Introduction: Myxodedema coma comprises a complex endocrinological emergency whereby there is severe clinical hypothyroid state. It is a life threatening yet a potentially reversible condition that may prove rather difficult to recognise due to the complex symptomatology. Very few articles report the specific therapy for myxoedema coma.
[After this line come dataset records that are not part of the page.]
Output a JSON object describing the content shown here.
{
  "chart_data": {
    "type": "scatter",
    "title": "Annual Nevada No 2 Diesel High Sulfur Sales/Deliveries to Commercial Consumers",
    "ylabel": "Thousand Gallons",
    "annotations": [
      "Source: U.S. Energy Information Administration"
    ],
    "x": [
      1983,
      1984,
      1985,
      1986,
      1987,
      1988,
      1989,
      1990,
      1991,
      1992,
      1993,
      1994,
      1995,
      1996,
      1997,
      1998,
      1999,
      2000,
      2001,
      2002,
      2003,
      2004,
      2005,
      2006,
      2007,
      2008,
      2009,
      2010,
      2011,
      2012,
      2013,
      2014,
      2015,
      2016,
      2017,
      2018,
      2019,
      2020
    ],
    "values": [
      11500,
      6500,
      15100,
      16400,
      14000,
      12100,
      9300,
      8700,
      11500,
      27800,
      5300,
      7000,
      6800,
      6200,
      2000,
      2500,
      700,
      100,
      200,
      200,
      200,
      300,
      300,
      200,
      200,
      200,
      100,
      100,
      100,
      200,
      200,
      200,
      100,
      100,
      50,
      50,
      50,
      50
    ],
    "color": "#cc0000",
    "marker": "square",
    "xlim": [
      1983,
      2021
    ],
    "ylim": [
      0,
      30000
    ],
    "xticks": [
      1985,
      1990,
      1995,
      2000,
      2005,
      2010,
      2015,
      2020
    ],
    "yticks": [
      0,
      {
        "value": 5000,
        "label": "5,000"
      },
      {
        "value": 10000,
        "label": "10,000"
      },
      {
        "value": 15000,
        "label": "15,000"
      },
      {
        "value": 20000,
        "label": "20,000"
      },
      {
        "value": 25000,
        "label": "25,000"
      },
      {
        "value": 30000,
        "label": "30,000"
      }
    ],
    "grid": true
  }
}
The case: Here we present an elderly lady with previous total thyroidectomy, who despite receiving oral thyroxin tablets, her TSH maintains at a marginally increased level with normal fT3 and fT4. She presented to the hospital with a trivial urinary tract infection and dehydration for which she was treated with antibiotics and fluids, but despite all, she still exhibited profound hypothermia, bradycardia with obtunded consciousness levels and signs of a severe hypothyroid crisis. Only two intravenous pulses of Tri-iodothyronine (T3) saw the patient making a remarkable recovery within hours to being able to take Levothyroxine orally and maintain response.
Conclusion: This case describes success with intravenous T3 monotherapy and demonstrates how myxoedema coma can present even with normal serum thyroid hormones; both phenomena are sparsely reported in the literature. We hope to emphasise both the reversibility and the potential life-threatening consequences of myxoedema coma and highlight issues when it presents among multiple co-morbidities posing a wider differential diagnosis; ultimately to raise the clinicians suspicion to swiftly tailor the examination and treat promptly perhaps, regardless of the initial serum thyroid function tests.